7.2. Why are women rising?

The analyses that we have presented so far do not sufficiently explain the shift toward more women leaders. To address this, we suggest that several causes are at work, eroding female disadvantage and augmenting female advantage. Specifically, at the individual level, women's characteristics have changed. At the organizational level, leadership roles have changed and practices that constituted barriers to promoting women into positions of authority have eroded. At the cultural level, appointments of female leaders have come to symbolize progressive organizational change. We discuss each of these factors in turn and also acknowledge that the more distal causes of these changes are embedded in the weakening of the traditional family division of labor, the large increase in job roles that are managerial, and general political, bureaucratic, and economic pressures that favor gender equality (see [Jackson, 1998]).

7.2.1. Women have changed

As women shift more of their time from domestic to paid labor, they assume the personal characteristics required to succeed in these new roles [Eagly et al., 2000]. In addition to women's increased human capital investments, women's psychological attributes and related behaviors have changed in concert with their entry into formerly male-dominated roles. Especially relevant to leadership are findings showing that the career aspirations of female university students [Astin et al., 1997], women's self-reports of assertiveness, dominance, and masculinity [Twenge, 1997 and Twenge, 2001], and the value that women place on job attributes such as freedom, challenge, leadership, prestige, and power [Konrad et al., 2000] have all become more similar to those of men. To the extent that risk-taking is relevant to leadership, it is notable the sex difference in the tendency to take risks has decreased [Byrnes et al., 1999]. Given these changes, it is not surprising that social perceivers believe that women are becoming more masculine, particularly in agentic attributes, although not decreasing in feminine qualities [Diekman & Eagly, 2000].

7.2.2. Leadership roles have changed

Some research indicates that the incongruity between leader roles and the female gender role have diminished. For example, [Schein, 2001] “think manager, think male” studies have revealed that, in the United States, but not in several other nations, women, but not men, have adopted a more androgynous view of managerial roles. Although a definitive description of secular trends in stereotypes of leaders and managers awaits an appropriate meta-analysis, these changes may be modest. In general, consistent with the idea of cultural lag [Brinkman & Brinkman, 1997], the ideological aspects of culture, including stereotypes, are slower to change than shifts in social structure such as the actual content of roles. Therefore, gradual change in stereotypes of leaders is not inconsistent with change in leadership roles to emphasize qualities that are more consistent with the female gender role than traditional characterizations of leadership. As leadership roles change, a larger proportion of them provide environments that welcome women's managerial competence.

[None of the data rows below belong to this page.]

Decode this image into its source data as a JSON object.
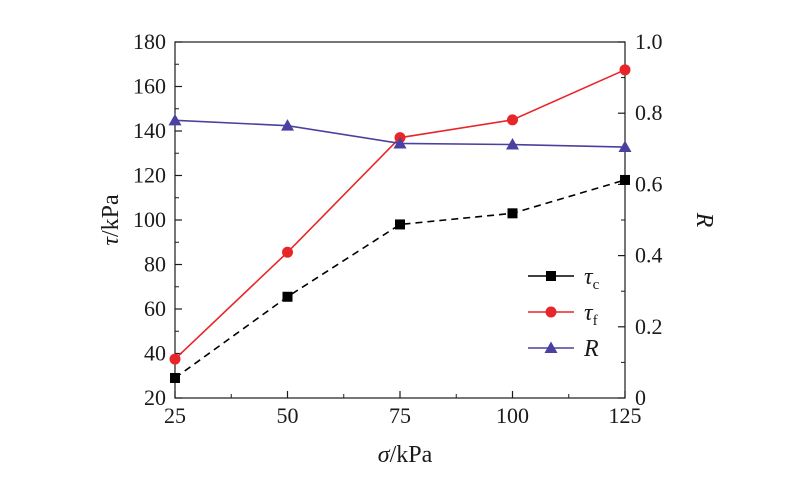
{
  "chart_data": {
    "type": "line",
    "x": [
      25,
      50,
      75,
      100,
      125
    ],
    "xlim": [
      25,
      125
    ],
    "ylim_left": [
      20,
      180
    ],
    "ylim_right": [
      0,
      1.0
    ],
    "x_ticks": [
      "25",
      "50",
      "75",
      "100",
      "125"
    ],
    "y_left_ticks": [
      "20",
      "40",
      "60",
      "80",
      "100",
      "120",
      "140",
      "160",
      "180"
    ],
    "y_right_ticks": [
      "0",
      "0.2",
      "0.4",
      "0.6",
      "0.8",
      "1.0"
    ],
    "xlabel": {
      "symbol": "σ",
      "unit": "/kPa"
    },
    "ylabel_left": {
      "symbol": "τ",
      "unit": "/kPa"
    },
    "ylabel_right": {
      "symbol": "R"
    },
    "grid": false,
    "legend_position": "lower-right",
    "series": [
      {
        "name": "τc",
        "label_main": "τ",
        "label_sub": "c",
        "axis": "left",
        "values": [
          29,
          65.5,
          98,
          103,
          118
        ],
        "color": "#000000",
        "marker": "square",
        "dash": true
      },
      {
        "name": "τf",
        "label_main": "τ",
        "label_sub": "f",
        "axis": "left",
        "values": [
          37.5,
          85.5,
          137,
          145,
          167.5
        ],
        "color": "#e8262a",
        "marker": "circle",
        "dash": false
      },
      {
        "name": "R",
        "label_main": "R",
        "label_sub": "",
        "axis": "right",
        "values": [
          0.78,
          0.765,
          0.715,
          0.712,
          0.705
        ],
        "color": "#4a40a0",
        "marker": "triangle",
        "dash": false
      }
    ]
  }
}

7.2.3. Organizational practices have changed

Also important to women's rise is change in organizational practices, brought about in part by civil rights legislation, especially Title VII of the Civil Rights Act of 1967, which deemed sex discrimination in employment illegal in the United States. With the authority of such laws, discrimination has been challenged in the courts, and some organizations were then required to give women access to leadership roles. For example, several women in high executive positions in high-tech industry, including Carly Fiorina (CEO of Hewlett-Packard) and Patricia Russo (CEO of Lucent), spent critical periods of their careers at AT&T, which had been challenged for what the government deemed its “blatantly unlawful” discrimination against women [Black, 2003]. After signing a US$38 million consent decree containing provisions to remedy its discrimination, AT&T allowed quite a few women to rise as line managers, and some of these women have achieved distinction as executives.

These legal challenges have continued. Currently in the courts is a discrimination suit against Wal-Mart, which, if granted class-action status, would cover at least 500,000 female employees [Zellner, 2003]. This lawsuit may open up equitable managerial opportunities for women in the world's largest retail organization. Although obtaining legal remedies for sex discrimination is time-consuming, costly, and not always successful, they have proven to be a powerful force for increasing women's opportunities in managerial careers.

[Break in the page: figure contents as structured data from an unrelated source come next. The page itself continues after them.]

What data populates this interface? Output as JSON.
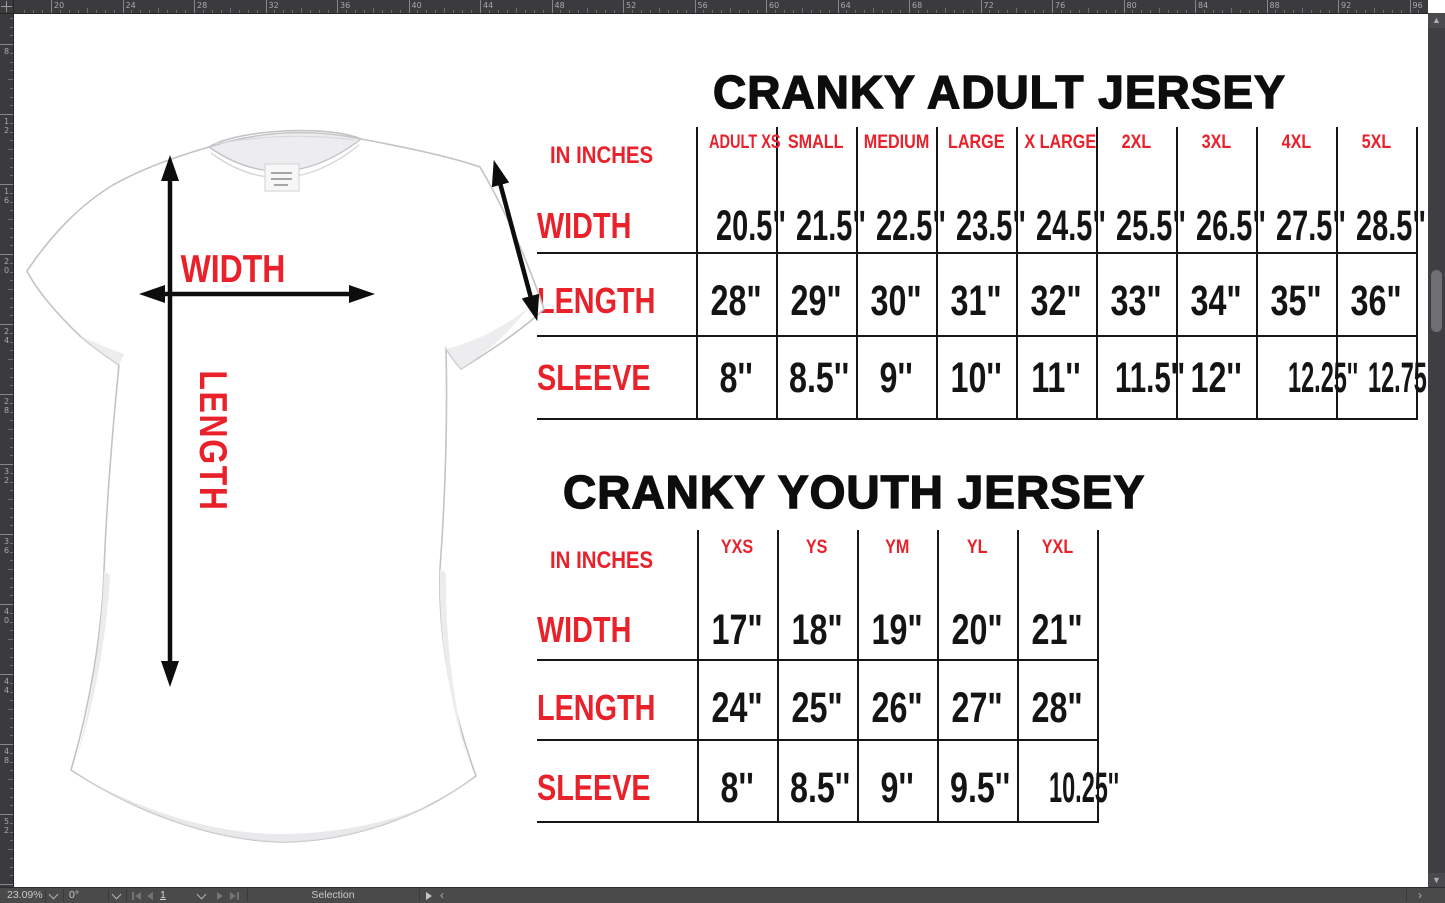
{
  "rulers": {
    "top_ticks": [
      "20",
      "24",
      "28",
      "32",
      "36",
      "40",
      "44",
      "48",
      "52",
      "56",
      "60",
      "64",
      "68",
      "72",
      "76",
      "80",
      "84",
      "88",
      "92",
      "96"
    ],
    "left_ticks": [
      "8",
      "12",
      "16",
      "20",
      "24",
      "28",
      "32",
      "36",
      "40",
      "44",
      "48",
      "52"
    ]
  },
  "statusbar": {
    "zoom": "23.09%",
    "rotation": "0°",
    "page": "1",
    "tool": "Selection"
  },
  "shirt": {
    "width_label": "WIDTH",
    "length_label": "LENGTH"
  },
  "adult": {
    "title": "CRANKY ADULT JERSEY",
    "unit_label": "IN INCHES",
    "columns": [
      "ADULT XS",
      "SMALL",
      "MEDIUM",
      "LARGE",
      "X LARGE",
      "2XL",
      "3XL",
      "4XL",
      "5XL"
    ],
    "rows": [
      {
        "label": "WIDTH",
        "values": [
          "20.5\"",
          "21.5\"",
          "22.5\"",
          "23.5\"",
          "24.5\"",
          "25.5\"",
          "26.5\"",
          "27.5\"",
          "28.5\""
        ]
      },
      {
        "label": "LENGTH",
        "values": [
          "28\"",
          "29\"",
          "30\"",
          "31\"",
          "32\"",
          "33\"",
          "34\"",
          "35\"",
          "36\""
        ]
      },
      {
        "label": "SLEEVE",
        "values": [
          "8''",
          "8.5''",
          "9''",
          "10''",
          "11''",
          "11.5''",
          "12''",
          "12.25''",
          "12.75''"
        ]
      }
    ]
  },
  "youth": {
    "title": "CRANKY YOUTH JERSEY",
    "unit_label": "IN INCHES",
    "columns": [
      "YXS",
      "YS",
      "YM",
      "YL",
      "YXL"
    ],
    "rows": [
      {
        "label": "WIDTH",
        "values": [
          "17\"",
          "18\"",
          "19\"",
          "20\"",
          "21\""
        ]
      },
      {
        "label": "LENGTH",
        "values": [
          "24\"",
          "25\"",
          "26\"",
          "27\"",
          "28\""
        ]
      },
      {
        "label": "SLEEVE",
        "values": [
          "8''",
          "8.5''",
          "9''",
          "9.5''",
          "10.25''"
        ]
      }
    ]
  },
  "colors": {
    "accent_red": "#e8212b",
    "table_line": "#161616",
    "ruler_bg": "#3b3b3d",
    "statusbar_bg": "#4a4a4b",
    "canvas_bg": "#ffffff"
  }
}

Organizational changes that are not necessarily driven by lawsuits have also increased the representation of women in leadership positions. To the extent that organizations have become less hierarchical and more driven by results than “old boy” networks, they reward talent over gender and present a more level playing field than do traditional organizations [Klein, 2000]. In addition, the culture of many organizations now embraces the benefits of including women and minorities among their leaders. Such organizations may support women by encouraging mentoring and networking and establishing more family-friendly policies. Also critical is a clear message from executives at the top of the organization endorsing equitable opportunities. Special efforts of these types have increased women's access to leadership roles. For example, at Deloitte and Touche, a Big Five accounting firm that put forth such effort, the number of women in leadership positions tripled between 1992 and 1998 [Trimberger, 1998]. Also, because the U.S. federal government has strongly endorsed equal employment opportunity, it is noteworthy that, in the Senior Executive Service of a cabinet-level U.S. federal department that was particularly noted for its commitment to equal opportunity, female applicants fared somewhat better than equally qualified male applicants in recent years [Powell & Butterfield, 2002].

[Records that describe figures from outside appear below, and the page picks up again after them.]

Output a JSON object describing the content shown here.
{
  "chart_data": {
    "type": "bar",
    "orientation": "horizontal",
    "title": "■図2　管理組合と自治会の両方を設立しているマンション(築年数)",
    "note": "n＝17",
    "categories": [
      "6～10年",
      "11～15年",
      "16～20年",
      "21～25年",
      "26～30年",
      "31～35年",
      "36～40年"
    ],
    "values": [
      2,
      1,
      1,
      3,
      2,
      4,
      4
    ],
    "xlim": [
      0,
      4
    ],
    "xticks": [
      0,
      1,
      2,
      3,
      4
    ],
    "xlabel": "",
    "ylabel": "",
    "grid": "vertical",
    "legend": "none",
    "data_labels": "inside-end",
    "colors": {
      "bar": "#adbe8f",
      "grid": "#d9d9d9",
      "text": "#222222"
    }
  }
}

7.2.4. The culture has changed

In view of changes in leader roles and organizational practices, female leaders have come to symbolize new types of leadership that connote greater effectiveness and synergy than leadership of the past [Adler, 1999]. Appointments of women signal an organization's departure from past practices and help it to capture the symbols of innovation and progressive change. For example, the choice of Shirley Tilghman as President of Princeton University expressed this Ivy League university's transition to a progressive institution that fosters the talents of women as well as men [Zernike, 2001]. This new cultural symbolism may be fueled in part by exposure of the illegal and unethical business practices of Enron and other businesses led by men (e.g., [Lavelle et al., 2002]). Thus, after Smith Barney was exposed for fraudulent financial research, Sallie Krawcheck became CEO, symbolizing competence and honesty [Rynecki, 2003].

This symbolic shift in the meaning conveyed by appointments of women to high positions is one force underlying the surge of claims of female advantage in trade books and newspaper and magazine articles in the United States. However, concerning the specific issues of sex differences in leadership style and effectiveness, scientific evidence produces the narrower conclusions that we have set forth in this article. Nonetheless, consistent with this evidence, gender-fair organizations substantially enlarge the pool of talent from which they select their managers, and, for many managerial roles, the selection of women can increase organizations' chances of obtaining leaders who are especially effective under modern conditions.

1 In this article, the terms sex and sexes denote the grouping of people into female and male categories. The terms sex differences and similarities are applied to describe the results of comparing these two groups. The term gender refers to the meanings that societies and individuals ascribe to these female and male categories. We do not intend to use these terms to give priority to any class of causes that may underlie sex and gender effects.